Some amusement may be obtained among young people by writing, with common ink, a variety of questions, on different bits of paper, and adding a pertinent reply to each, written with nitro-muriate of gold. The collection should be suffered to dry, and put aside, until an opportunity offers for using them. When produced, the answers will be invisible; desire different persons to select such questions as they may fancy, and take them home with them; then promise, if they are placed near the fire during the night, answers will appear written beneath the questions in the morning; and such will be the fact, if the paper be put in any dry, warm situation.
The Mimic Gas-House.
This shows a simple way of making illuminating gas, by means of a tobacco-pipe. Bituminous coal contains a number of chemical compounds, nearly all of which can, by distillation, be converted into an illuminating gas; as with this gas nearly all our cities are now lighted in the dark hours of night. To make it, obtain some coal-dust (or walnut or butternut meats will answer), and fill the bowl of a pipe with it; then cement the top over with some clay; place the bowl in the fire, and soon smoke will be seen issuing from the end of the stem; when that has ceased coming apply a light and it will burn brilliantly for several minutes; after it has ceased, take the pipe from the fire and let it cool, then remove the clay, and a piece of coke will be found inside: this is the excess of carbon over the hydrogen contained in the coal, for all the hydrogen will combine with carbon at a high temperature, and make what are called hydrocarbons—a series of substances containing both these elemental forms of matter.
Alum Basket.
Make a small basket, about the size of the hand, of iron wire or split willow; then take some lamp-cotton, untwist it, and wind it around every portion of the basket. Then mix alum, in the proportion of one pound with a quart of water, and boil it until the alum is dissolved. Pour the solution into a deep pan, and in the liquor suspend the basket, so that no part of it touch the vessel or be exposed to the air. Let the whole remain perfectly at rest for twenty-four hours; when, if you take out the basket, the alum will be found prettily crystallized over all the limbs of the cottoned frame.
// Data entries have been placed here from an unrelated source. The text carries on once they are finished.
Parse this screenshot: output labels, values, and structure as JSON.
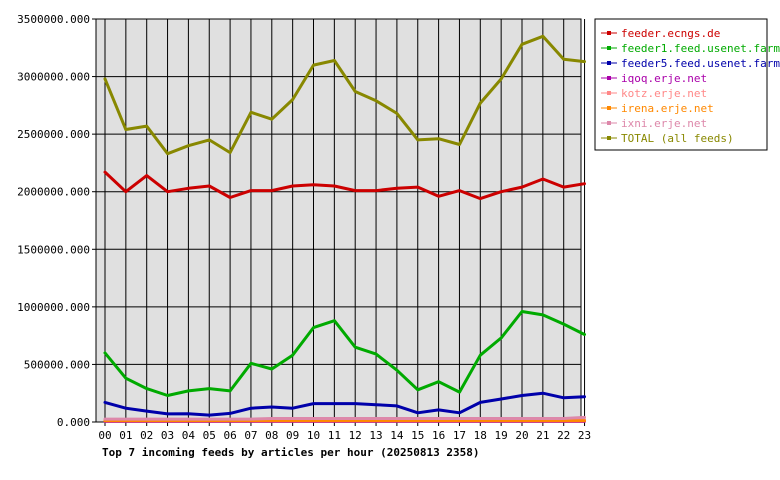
{
  "chart_data": {
    "type": "line",
    "title": "Top 7 incoming feeds by articles per hour (20250813 2358)",
    "x": [
      "00",
      "01",
      "02",
      "03",
      "04",
      "05",
      "06",
      "07",
      "08",
      "09",
      "10",
      "11",
      "12",
      "13",
      "14",
      "15",
      "16",
      "17",
      "18",
      "19",
      "20",
      "21",
      "22",
      "23"
    ],
    "y_ticks": [
      "0.000",
      "500000.000",
      "1000000.000",
      "1500000.000",
      "2000000.000",
      "2500000.000",
      "3000000.000",
      "3500000.000"
    ],
    "ylim": [
      0,
      3500000
    ],
    "grid": true,
    "legend_position": "top-right",
    "series": [
      {
        "name": "feeder.ecngs.de",
        "color": "#cc0000",
        "values": [
          2170000,
          2000000,
          2140000,
          2000000,
          2030000,
          2050000,
          1950000,
          2010000,
          2010000,
          2050000,
          2060000,
          2050000,
          2010000,
          2010000,
          2030000,
          2040000,
          1960000,
          2010000,
          1940000,
          2000000,
          2040000,
          2110000,
          2040000,
          2070000
        ]
      },
      {
        "name": "feeder1.feed.usenet.farm",
        "color": "#00aa00",
        "values": [
          600000,
          380000,
          290000,
          230000,
          270000,
          290000,
          270000,
          510000,
          460000,
          580000,
          820000,
          880000,
          650000,
          590000,
          450000,
          280000,
          350000,
          260000,
          580000,
          730000,
          960000,
          930000,
          850000,
          760000
        ]
      },
      {
        "name": "feeder5.feed.usenet.farm",
        "color": "#0000aa",
        "values": [
          170000,
          120000,
          95000,
          70000,
          72000,
          60000,
          75000,
          120000,
          130000,
          120000,
          160000,
          160000,
          160000,
          150000,
          140000,
          80000,
          105000,
          80000,
          170000,
          200000,
          230000,
          250000,
          210000,
          220000
        ]
      },
      {
        "name": "iqoq.erje.net",
        "color": "#aa00aa",
        "values": [
          5000,
          5000,
          5000,
          5000,
          5000,
          5000,
          5000,
          5000,
          5000,
          5000,
          5000,
          5000,
          5000,
          5000,
          5000,
          5000,
          5000,
          5000,
          5000,
          5000,
          5000,
          5000,
          5000,
          5000
        ]
      },
      {
        "name": "kotz.erje.net",
        "color": "#ff8888",
        "values": [
          20000,
          20000,
          20000,
          20000,
          20000,
          20000,
          20000,
          20000,
          20000,
          20000,
          20000,
          20000,
          20000,
          20000,
          20000,
          20000,
          20000,
          20000,
          20000,
          20000,
          20000,
          20000,
          20000,
          20000
        ]
      },
      {
        "name": "irena.erje.net",
        "color": "#ff8800",
        "values": [
          10000,
          10000,
          10000,
          10000,
          10000,
          10000,
          10000,
          10000,
          10000,
          10000,
          10000,
          10000,
          10000,
          10000,
          10000,
          10000,
          10000,
          10000,
          10000,
          10000,
          10000,
          10000,
          10000,
          10000
        ]
      },
      {
        "name": "ixni.erje.net",
        "color": "#dd88aa",
        "values": [
          25000,
          25000,
          25000,
          25000,
          25000,
          25000,
          25000,
          25000,
          30000,
          30000,
          30000,
          30000,
          30000,
          30000,
          30000,
          30000,
          30000,
          30000,
          30000,
          30000,
          30000,
          30000,
          30000,
          40000
        ]
      },
      {
        "name": "TOTAL (all feeds)",
        "color": "#888800",
        "values": [
          2980000,
          2540000,
          2570000,
          2330000,
          2400000,
          2450000,
          2340000,
          2690000,
          2630000,
          2800000,
          3100000,
          3140000,
          2870000,
          2790000,
          2680000,
          2450000,
          2460000,
          2410000,
          2770000,
          2980000,
          3280000,
          3350000,
          3150000,
          3130000
        ]
      }
    ]
  }
}
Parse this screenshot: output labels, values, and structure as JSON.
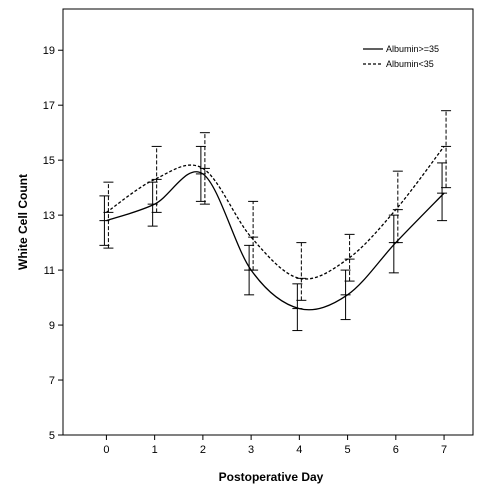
{
  "chart_data": {
    "type": "line",
    "xlabel": "Postoperative Day",
    "ylabel": "White Cell Count",
    "x": [
      0,
      1,
      2,
      3,
      4,
      5,
      6,
      7
    ],
    "xlim": [
      -0.9,
      7.6
    ],
    "ylim": [
      5,
      20.5
    ],
    "x_ticks": [
      "0",
      "1",
      "2",
      "3",
      "4",
      "5",
      "6",
      "7"
    ],
    "y_ticks": [
      "5",
      "7",
      "9",
      "11",
      "13",
      "15",
      "17",
      "19"
    ],
    "y_tick_values": [
      5,
      7,
      9,
      11,
      13,
      15,
      17,
      19
    ],
    "grid": false,
    "legend_position": "top-right",
    "series": [
      {
        "name": "Albumin>=35",
        "style": "solid",
        "color": "#000000",
        "values": [
          12.8,
          13.4,
          14.5,
          11.0,
          9.6,
          10.1,
          12.0,
          13.8
        ],
        "ci_low": [
          11.9,
          12.6,
          13.5,
          10.1,
          8.8,
          9.2,
          10.9,
          12.8
        ],
        "ci_high": [
          13.7,
          14.2,
          15.5,
          11.9,
          10.5,
          11.0,
          13.0,
          14.9
        ]
      },
      {
        "name": "Albumin<35",
        "style": "dashed",
        "color": "#000000",
        "values": [
          13.1,
          14.3,
          14.7,
          12.2,
          10.7,
          11.4,
          13.2,
          15.5
        ],
        "ci_low": [
          11.8,
          13.1,
          13.4,
          11.0,
          9.9,
          10.6,
          12.0,
          14.0
        ],
        "ci_high": [
          14.2,
          15.5,
          16.0,
          13.5,
          12.0,
          12.3,
          14.6,
          16.8
        ]
      }
    ]
  }
}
In like manner, a cinder, a piece of coke, the sprig of a plant, or any other object, suspended in the solution by a thread, will become covered with beautiful crystals.
If powdered tumeric be added to the hot solution, the crystals will be of a bright yellow; if litmus be used instead, they will be of a bright red; logwood will yield them of a purple, and common writing-ink, of a black tint; or, if sulphate of copper be used instead of alum, the crystals will be of fine blue.
But the colored alum crystals are much more brittle than those of pure alum, and the colors fly; the best way of preserving them is to place them under a glass shade, with a saucer containing water. This keeps the atmosphere constantly saturated with moisture, the crystals never become too dry, and their texture and color undergo but little change.